NAGAI KAFÛ (1879–1959). Nagai Kafû, given name Sôkichi, was the half-brother of Takami Jun. He attended a foreign-language college studying Chinese but dropped out to pursue the writing career he had begun to develop while studying with Hirotsu Ryûrô. Nagai is best known for his depiction of early 20th-century Tokyo entertainment districts. His works include Amerika monogatari (1908; tr. American Stories, 1999) and Ude kurabe (1916–17; tr. Geisha in Rivalry, 1963). See also MODERN THEATER; NATURALISM; SATÔ HARUO; THEATER REFORM.
NAGASAKI. Prior to the Tokugawa period, Nagasaki, a port city on the extreme western coast of Kyushu, became a center of European trade owing to the conversion of its feudal lord to the newly introduced Christianity. After Christianity and the Portuguese were banished by the Tokugawa family, the Dutch East India Company was allowed a small trading space in Nagasaki. As Dutch books filtered into Japan, Nagasaki became a center of rangaku (Dutch learning) studies, and many of the translators and diplomats of the Meiji period learned their skills through materials imported by way of Nagasaki. The town has historically been associated with Christianity, adding a tragic irony to its site as a nuclear bomb target during World War II. Both Nagasaki’s Christian and atomic bomb victim conflicts appear often in works by such Japanese writers as Endô Shûsaku, Hayashi Kyôko (1930–), and Sata Ineko.
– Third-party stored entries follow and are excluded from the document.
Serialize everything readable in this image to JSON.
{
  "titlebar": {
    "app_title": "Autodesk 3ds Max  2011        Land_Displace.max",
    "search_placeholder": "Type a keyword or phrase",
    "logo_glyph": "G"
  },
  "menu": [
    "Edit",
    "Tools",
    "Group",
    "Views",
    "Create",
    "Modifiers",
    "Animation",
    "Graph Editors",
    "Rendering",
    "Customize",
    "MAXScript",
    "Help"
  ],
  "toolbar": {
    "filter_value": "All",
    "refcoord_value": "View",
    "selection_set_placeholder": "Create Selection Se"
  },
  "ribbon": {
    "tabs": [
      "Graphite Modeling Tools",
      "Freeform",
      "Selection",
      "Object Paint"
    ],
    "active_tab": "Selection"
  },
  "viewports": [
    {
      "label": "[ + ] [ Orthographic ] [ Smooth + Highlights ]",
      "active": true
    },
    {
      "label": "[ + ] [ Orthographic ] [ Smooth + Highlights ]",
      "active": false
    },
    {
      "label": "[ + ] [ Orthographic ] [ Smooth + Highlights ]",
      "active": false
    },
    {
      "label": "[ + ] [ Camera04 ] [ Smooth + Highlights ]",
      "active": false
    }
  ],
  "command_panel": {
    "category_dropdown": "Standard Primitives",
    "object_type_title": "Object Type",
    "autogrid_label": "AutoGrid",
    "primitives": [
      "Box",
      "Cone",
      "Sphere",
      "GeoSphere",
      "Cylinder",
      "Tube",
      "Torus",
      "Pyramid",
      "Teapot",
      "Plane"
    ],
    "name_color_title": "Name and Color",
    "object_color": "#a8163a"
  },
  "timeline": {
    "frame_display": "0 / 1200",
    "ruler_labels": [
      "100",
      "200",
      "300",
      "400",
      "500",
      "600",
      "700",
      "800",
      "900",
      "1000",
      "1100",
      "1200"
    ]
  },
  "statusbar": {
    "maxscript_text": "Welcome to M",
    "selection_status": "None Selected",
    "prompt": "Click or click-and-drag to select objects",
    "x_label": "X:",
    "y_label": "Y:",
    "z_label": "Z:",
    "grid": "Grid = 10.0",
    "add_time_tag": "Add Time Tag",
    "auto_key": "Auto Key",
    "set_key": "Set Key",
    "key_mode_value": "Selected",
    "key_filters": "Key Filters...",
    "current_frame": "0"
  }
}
See also HIROTSU RYÛRÔ; ISHIGURO KAZUO; ITÔ SHIZUO; KAKURE KIRISHITAN; MURAKAMI RYÛ.
NAGATSUKA TAKASHI (1879–1915). Nagatsuka Takashi was a poet from Ibaraki Prefecture. At the age of 19 he became interested in Masaoka Shiki’s lyrical portrayal of nature, and two years later helped Masaoka launch the poetry journal Araragi (The Yew). Nagatsuka is mainly known for his writing of tanka, and his 1914 collection Hari no gotoku (Like a Needle) is his most noteworthy lyrical publication. Nagatsuka also wrote novels, most notably Tsuchi (1910; tr. The Soil, 1981), a depiction of agrarian poverty written in dialect, which was serialized in the Asahi newspaper. He died of tuberculosis at the young age of 37. See also GENBUN ITCHI.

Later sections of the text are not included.